Why this json encode format is not working .If I write it outside of the all brackets.Then it works,but get only one row.Plz help
$sql=mysqli_query($database,"SELECT * FROM com ORDER by time DESC");
while($row=mysqli_fetch_array($sql)){
$mid=$row['id'];
$text=$row['text'];
if($text) {
$response=array();
$response['msg']=$text;
$response['id']=$id;
echo json_encode($response);
}
}
//$response=array();
// $response['msg']=$text;
// $response['id']=$mid;
// echo json_encode($response);
Jquery for getting above results.
function com(id){
$.post('load.php', {tocom:id},function(data) {
var json = eval('(' + data + ')');
if(json['msg'] != "") {
var msg=json['msg'];
var fro=json['id'];
$("#msg).html(fro+msg);
}
});
}
You are not giving one json response, but as much response as you have iterations in your while.

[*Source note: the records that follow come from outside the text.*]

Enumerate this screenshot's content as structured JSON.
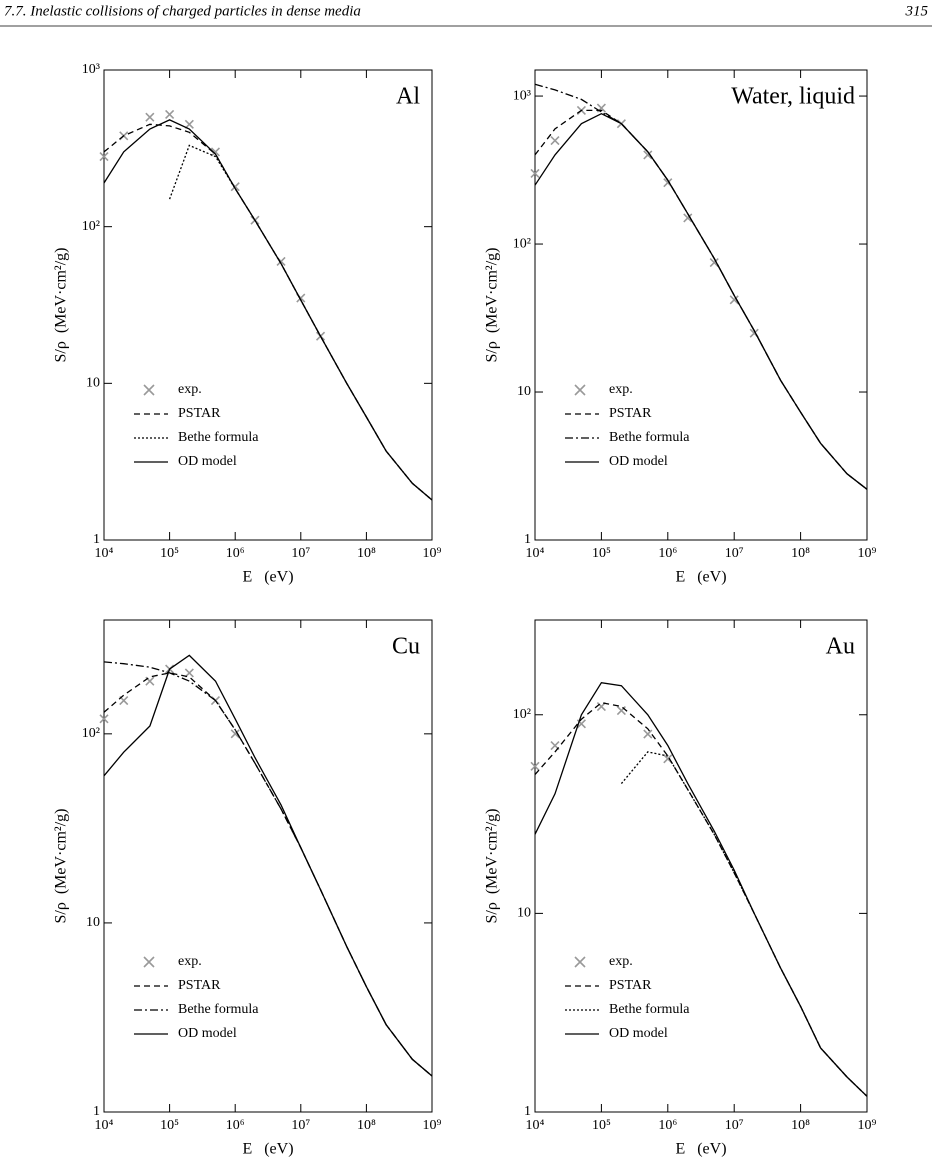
{
  "header": {
    "title": "7.7. Inelastic collisions of charged particles in dense media",
    "page": "315"
  },
  "chart_data": [
    {
      "type": "line",
      "title": "Al",
      "x_label": "E   (eV)",
      "y_label": "S/ρ  (MeV·cm²/g)",
      "log_x": true,
      "log_y": true,
      "x": [
        10000,
        20000,
        50000,
        100000,
        200000,
        500000,
        1000000,
        2000000,
        5000000,
        10000000,
        20000000,
        50000000,
        100000000,
        200000000,
        500000000,
        1000000000
      ],
      "xlim": [
        10000,
        1000000000
      ],
      "xticks": [
        {
          "value": 10000,
          "label": "10⁴"
        },
        {
          "value": 100000,
          "label": "10⁵"
        },
        {
          "value": 1000000,
          "label": "10⁶"
        },
        {
          "value": 10000000,
          "label": "10⁷"
        },
        {
          "value": 100000000,
          "label": "10⁸"
        },
        {
          "value": 1000000000,
          "label": "10⁹"
        }
      ],
      "ylim": [
        1,
        1000
      ],
      "yticks": [
        1,
        10,
        {
          "value": 100,
          "label": "10²"
        },
        {
          "value": 1000,
          "label": "10³"
        }
      ],
      "series": [
        {
          "name": "exp.",
          "color": "#999999",
          "marker": "x",
          "values": [
            280,
            380,
            500,
            520,
            450,
            300,
            180,
            110,
            60,
            35,
            20,
            null,
            null,
            null,
            null,
            null
          ]
        },
        {
          "name": "PSTAR",
          "color": "#000000",
          "dash": "6,4",
          "values": [
            300,
            380,
            450,
            440,
            400,
            290,
            175,
            110,
            58,
            34,
            20,
            10,
            6.1,
            3.7,
            2.3,
            1.8
          ]
        },
        {
          "name": "Bethe formula",
          "color": "#000000",
          "dash": "2,2",
          "values": [
            null,
            null,
            null,
            150,
            330,
            280,
            175,
            110,
            58,
            34,
            20,
            10,
            6.1,
            3.7,
            2.3,
            1.8
          ]
        },
        {
          "name": "OD model",
          "color": "#000000",
          "dash": "none",
          "values": [
            190,
            300,
            420,
            480,
            420,
            290,
            175,
            110,
            58,
            34,
            20,
            10,
            6.1,
            3.7,
            2.3,
            1.8
          ]
        }
      ]
    },
    {
      "type": "line",
      "title": "Water, liquid",
      "x_label": "E   (eV)",
      "y_label": "S/ρ  (MeV·cm²/g)",
      "log_x": true,
      "log_y": true,
      "x": [
        10000,
        20000,
        50000,
        100000,
        200000,
        500000,
        1000000,
        2000000,
        5000000,
        10000000,
        20000000,
        50000000,
        100000000,
        200000000,
        500000000,
        1000000000
      ],
      "xlim": [
        10000,
        1000000000
      ],
      "xticks": [
        {
          "value": 10000,
          "label": "10⁴"
        },
        {
          "value": 100000,
          "label": "10⁵"
        },
        {
          "value": 1000000,
          "label": "10⁶"
        },
        {
          "value": 10000000,
          "label": "10⁷"
        },
        {
          "value": 100000000,
          "label": "10⁸"
        },
        {
          "value": 1000000000,
          "label": "10⁹"
        }
      ],
      "ylim": [
        1,
        1500
      ],
      "yticks": [
        1,
        10,
        {
          "value": 100,
          "label": "10²"
        },
        {
          "value": 1000,
          "label": "10³"
        }
      ],
      "series": [
        {
          "name": "exp.",
          "color": "#999999",
          "marker": "x",
          "values": [
            300,
            500,
            800,
            830,
            650,
            400,
            260,
            150,
            75,
            42,
            25,
            null,
            null,
            null,
            null,
            null
          ]
        },
        {
          "name": "PSTAR",
          "color": "#000000",
          "dash": "6,4",
          "values": [
            400,
            600,
            800,
            800,
            650,
            420,
            270,
            160,
            80,
            45,
            26,
            12,
            7.3,
            4.5,
            2.8,
            2.2
          ]
        },
        {
          "name": "Bethe formula",
          "color": "#000000",
          "dash": "8,3,2,3",
          "values": [
            1200,
            1100,
            950,
            780,
            650,
            420,
            270,
            160,
            80,
            45,
            26,
            12,
            7.3,
            4.5,
            2.8,
            2.2
          ]
        },
        {
          "name": "OD model",
          "color": "#000000",
          "dash": "none",
          "values": [
            250,
            400,
            650,
            760,
            650,
            420,
            270,
            160,
            80,
            45,
            26,
            12,
            7.3,
            4.5,
            2.8,
            2.2
          ]
        }
      ]
    },
    {
      "type": "line",
      "title": "Cu",
      "x_label": "E   (eV)",
      "y_label": "S/ρ  (MeV·cm²/g)",
      "log_x": true,
      "log_y": true,
      "x": [
        10000,
        20000,
        50000,
        100000,
        200000,
        500000,
        1000000,
        2000000,
        5000000,
        10000000,
        20000000,
        50000000,
        100000000,
        200000000,
        500000000,
        1000000000
      ],
      "xlim": [
        10000,
        1000000000
      ],
      "xticks": [
        {
          "value": 10000,
          "label": "10⁴"
        },
        {
          "value": 100000,
          "label": "10⁵"
        },
        {
          "value": 1000000,
          "label": "10⁶"
        },
        {
          "value": 10000000,
          "label": "10⁷"
        },
        {
          "value": 100000000,
          "label": "10⁸"
        },
        {
          "value": 1000000000,
          "label": "10⁹"
        }
      ],
      "ylim": [
        1,
        400
      ],
      "yticks": [
        1,
        10,
        {
          "value": 100,
          "label": "10²"
        }
      ],
      "series": [
        {
          "name": "exp.",
          "color": "#999999",
          "marker": "x",
          "values": [
            120,
            150,
            190,
            220,
            210,
            150,
            100,
            null,
            null,
            null,
            null,
            null,
            null,
            null,
            null,
            null
          ]
        },
        {
          "name": "PSTAR",
          "color": "#000000",
          "dash": "6,4",
          "values": [
            130,
            160,
            200,
            210,
            200,
            150,
            105,
            70,
            40,
            25,
            15,
            7.5,
            4.6,
            2.9,
            1.9,
            1.55
          ]
        },
        {
          "name": "Bethe formula",
          "color": "#000000",
          "dash": "8,3,2,3",
          "values": [
            240,
            235,
            225,
            210,
            190,
            150,
            105,
            70,
            40,
            25,
            15,
            7.5,
            4.6,
            2.9,
            1.9,
            1.55
          ]
        },
        {
          "name": "OD model",
          "color": "#000000",
          "dash": "none",
          "values": [
            60,
            80,
            110,
            220,
            260,
            190,
            120,
            75,
            42,
            25,
            15,
            7.5,
            4.6,
            2.9,
            1.9,
            1.55
          ]
        }
      ]
    },
    {
      "type": "line",
      "title": "Au",
      "x_label": "E   (eV)",
      "y_label": "S/ρ  (MeV·cm²/g)",
      "log_x": true,
      "log_y": true,
      "x": [
        10000,
        20000,
        50000,
        100000,
        200000,
        500000,
        1000000,
        2000000,
        5000000,
        10000000,
        20000000,
        50000000,
        100000000,
        200000000,
        500000000,
        1000000000
      ],
      "xlim": [
        10000,
        1000000000
      ],
      "xticks": [
        {
          "value": 10000,
          "label": "10⁴"
        },
        {
          "value": 100000,
          "label": "10⁵"
        },
        {
          "value": 1000000,
          "label": "10⁶"
        },
        {
          "value": 10000000,
          "label": "10⁷"
        },
        {
          "value": 100000000,
          "label": "10⁸"
        },
        {
          "value": 1000000000,
          "label": "10⁹"
        }
      ],
      "ylim": [
        1,
        300
      ],
      "yticks": [
        1,
        10,
        {
          "value": 100,
          "label": "10²"
        }
      ],
      "series": [
        {
          "name": "exp.",
          "color": "#999999",
          "marker": "x",
          "values": [
            55,
            70,
            90,
            110,
            105,
            80,
            60,
            null,
            null,
            null,
            null,
            null,
            null,
            null,
            null,
            null
          ]
        },
        {
          "name": "PSTAR",
          "color": "#000000",
          "dash": "6,4",
          "values": [
            50,
            65,
            95,
            115,
            110,
            85,
            62,
            42,
            25,
            16,
            10,
            5.3,
            3.4,
            2.1,
            1.5,
            1.2
          ]
        },
        {
          "name": "Bethe formula",
          "color": "#000000",
          "dash": "2,2",
          "values": [
            null,
            null,
            null,
            null,
            45,
            65,
            62,
            42,
            25,
            16,
            10,
            5.3,
            3.4,
            2.1,
            1.5,
            1.2
          ]
        },
        {
          "name": "OD model",
          "color": "#000000",
          "dash": "none",
          "values": [
            25,
            40,
            100,
            145,
            140,
            100,
            70,
            45,
            26,
            16.5,
            10,
            5.3,
            3.4,
            2.1,
            1.5,
            1.2
          ]
        }
      ]
    }
  ]
}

The good syntax should be :
PHP :
$sql=mysqli_query($database,"SELECT * FROM com ORDER by time DESC");
$final_response = array();
while($row=mysqli_fetch_array($sql)){
$mid=$row['id'];
$text=$row['text'];
if($text) {
$response=array();
$response['msg']=$text;
$response['id']=$id;
$final_response[] = $response;
}
}
echo json_encode($final_response);
JS :
function com(id){
$.post('load.php', {tocom:id},function(data) {
$("#msg").html('');
var json = eval('(' + data + ')');
$.each(json, function(i, row) {
if(row['msg'] != "") {
var msg=row['msg'];
var fro=row['fro'];
$("#msg").append(fro+msg);
}
});
});
}
You are posting the json right after you read the first entry from the mysql result. That produces a json construct which terminates your reply for the querying client side.
Instead you have to collect all rows into an array inside php first and THEN convert the whole array into a json structure.